Whatsyourhurry 1What’s Your Hurry?
by Carol Gaab

If you are anything like me, you wake up to a list– a list of all the things you have to do. In addition to creating lesson plans, sub plans, absent student plans, completing CEUs and organizing your classroom, you have to call to make a few appointments, get to the grocery store, clean the house, do the laundry, grade 150 quizzes, and make time for family. It’s no wonder we perpetually feel stressed and rushed!

There’s no doubt that we carry that stress and urge to rush right into the classroom.
In the face of our chaotic schedules and workloads, we definitely need to make a conscious effort to slow down! The reality is we need to slow down regardless!

The only way learners can internalize information and/or language is to be allowed enough time to process and make meaning of the “data” presented. Allowing sufficient processing time is particularly challenging, because learners come to the classroom with a wide range of processing speeds! Processing speed is the pace at which a learner takes in information, makes sense of it, and begins to respond. Fast processors can do all of those things much more quickly than a “slower” processor and as a result, often interrupt the processing of the majority of other learners.

To illustrate the negative impact that fast processors have on the majority of their classmates, consider the bell curve. If the ‘X’ axis represents the number of seconds it takes learners to process data, and the ‘Y’ axis represents the number of students in class (x10), one can infer from the illustration that there are generally just a handful of really FAST processors and just a handful of slow processors. In a language classroom, fast processors generally take in linguistic data, process for meaning, build mental representation and arrive at an appropriate ‘response’ not only faster than slow processors, but faster than the MAJORITY of the students in the class!

Bell curve labeled 1

If each learner needs his/her own processing time to successfully acquire/internalize language, what happens when they are not provided the time they need? …Obviously, they don’t / won’t acquire. This might explain why the attrition rate is so high in language programs across the country. This might explain why such a small percentage of students go on to upper levels of language study and why so few students take AP language classes.

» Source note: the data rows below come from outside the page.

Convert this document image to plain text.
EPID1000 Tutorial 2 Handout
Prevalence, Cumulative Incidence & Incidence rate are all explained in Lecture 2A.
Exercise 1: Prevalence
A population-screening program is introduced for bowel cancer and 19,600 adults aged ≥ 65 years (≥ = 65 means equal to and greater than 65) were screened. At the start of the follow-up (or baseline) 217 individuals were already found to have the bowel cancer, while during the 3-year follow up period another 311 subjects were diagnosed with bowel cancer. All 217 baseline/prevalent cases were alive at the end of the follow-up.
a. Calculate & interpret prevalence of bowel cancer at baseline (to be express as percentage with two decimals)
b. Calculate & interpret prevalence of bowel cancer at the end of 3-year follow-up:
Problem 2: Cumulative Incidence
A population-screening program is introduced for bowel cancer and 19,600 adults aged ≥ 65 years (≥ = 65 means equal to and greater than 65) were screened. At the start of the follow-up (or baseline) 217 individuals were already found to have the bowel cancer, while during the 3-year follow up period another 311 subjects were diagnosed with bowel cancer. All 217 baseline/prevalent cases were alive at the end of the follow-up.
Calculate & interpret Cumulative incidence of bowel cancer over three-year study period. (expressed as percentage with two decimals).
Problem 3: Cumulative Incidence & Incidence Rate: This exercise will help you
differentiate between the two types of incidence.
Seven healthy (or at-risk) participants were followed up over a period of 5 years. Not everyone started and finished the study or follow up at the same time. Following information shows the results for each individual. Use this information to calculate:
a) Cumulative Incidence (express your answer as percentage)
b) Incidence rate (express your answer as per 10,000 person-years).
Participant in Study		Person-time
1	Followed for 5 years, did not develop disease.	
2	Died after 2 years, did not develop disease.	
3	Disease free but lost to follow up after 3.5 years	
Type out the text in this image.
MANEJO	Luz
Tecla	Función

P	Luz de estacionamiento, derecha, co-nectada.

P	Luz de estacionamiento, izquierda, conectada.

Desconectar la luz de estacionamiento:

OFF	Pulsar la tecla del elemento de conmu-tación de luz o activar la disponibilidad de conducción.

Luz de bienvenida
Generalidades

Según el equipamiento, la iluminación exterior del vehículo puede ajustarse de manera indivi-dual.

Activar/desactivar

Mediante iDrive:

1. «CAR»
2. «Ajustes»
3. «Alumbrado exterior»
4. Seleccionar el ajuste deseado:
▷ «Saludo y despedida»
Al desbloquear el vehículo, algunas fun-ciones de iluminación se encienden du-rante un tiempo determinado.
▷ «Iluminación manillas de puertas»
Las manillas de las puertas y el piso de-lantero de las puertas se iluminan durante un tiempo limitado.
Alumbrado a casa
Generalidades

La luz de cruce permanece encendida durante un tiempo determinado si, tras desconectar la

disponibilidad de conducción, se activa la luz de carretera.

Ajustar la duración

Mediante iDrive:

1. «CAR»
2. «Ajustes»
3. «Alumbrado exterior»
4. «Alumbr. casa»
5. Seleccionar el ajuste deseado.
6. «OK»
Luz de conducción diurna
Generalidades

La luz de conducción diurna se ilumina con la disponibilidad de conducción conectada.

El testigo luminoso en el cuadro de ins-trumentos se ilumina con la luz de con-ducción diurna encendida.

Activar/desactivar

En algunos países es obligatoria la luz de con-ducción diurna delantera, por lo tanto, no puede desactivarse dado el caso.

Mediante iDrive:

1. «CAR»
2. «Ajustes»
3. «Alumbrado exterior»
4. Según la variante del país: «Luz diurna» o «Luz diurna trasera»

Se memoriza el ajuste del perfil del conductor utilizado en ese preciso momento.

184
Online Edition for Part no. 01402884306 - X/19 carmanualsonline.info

Fast processors are generally viewed as the “smart students,” which is actually a flawed perception. Processing speeds have nothing to do with intelligence and everything to do with how fast an individual can take in and subsequently use information. Slow processing might be attributed to a learning disability, but even more likely it could be attributed to the depth and attention that is given to the information. A ‘slow’ processor may not be slow at all. A ‘slow’ processor might actually be a reflective, thoughtful processor who learns best by mulling over information and considering various implications of all the data.

The fact of the matter is that ALL students–regardless of their processing speed– deserve the opportunity to learn, regardless of the subject matter! In terms of learning a language, aside from very few individuals who are unable to acquire language and/or communicate due to cerebral issues, all healthy humans have acquired language successfully. Some acquire and speak early in life, and others appear to acquire more slowly. Albert Einstein, one of the most intelligent humans to have inhabited the planet, did not start speaking until he was four years old! In spite of what most considered a “speech delay,” Einstein (later in life) was able to interpret and express some of the most profound ideas known to man.

Slowing down the rate of instruction and the rate of speech is critical in the language classroom! Slowing down is the key to staying comprehensible, being universally engaging, and providing equitable opportunities for ALL learners to acquire language.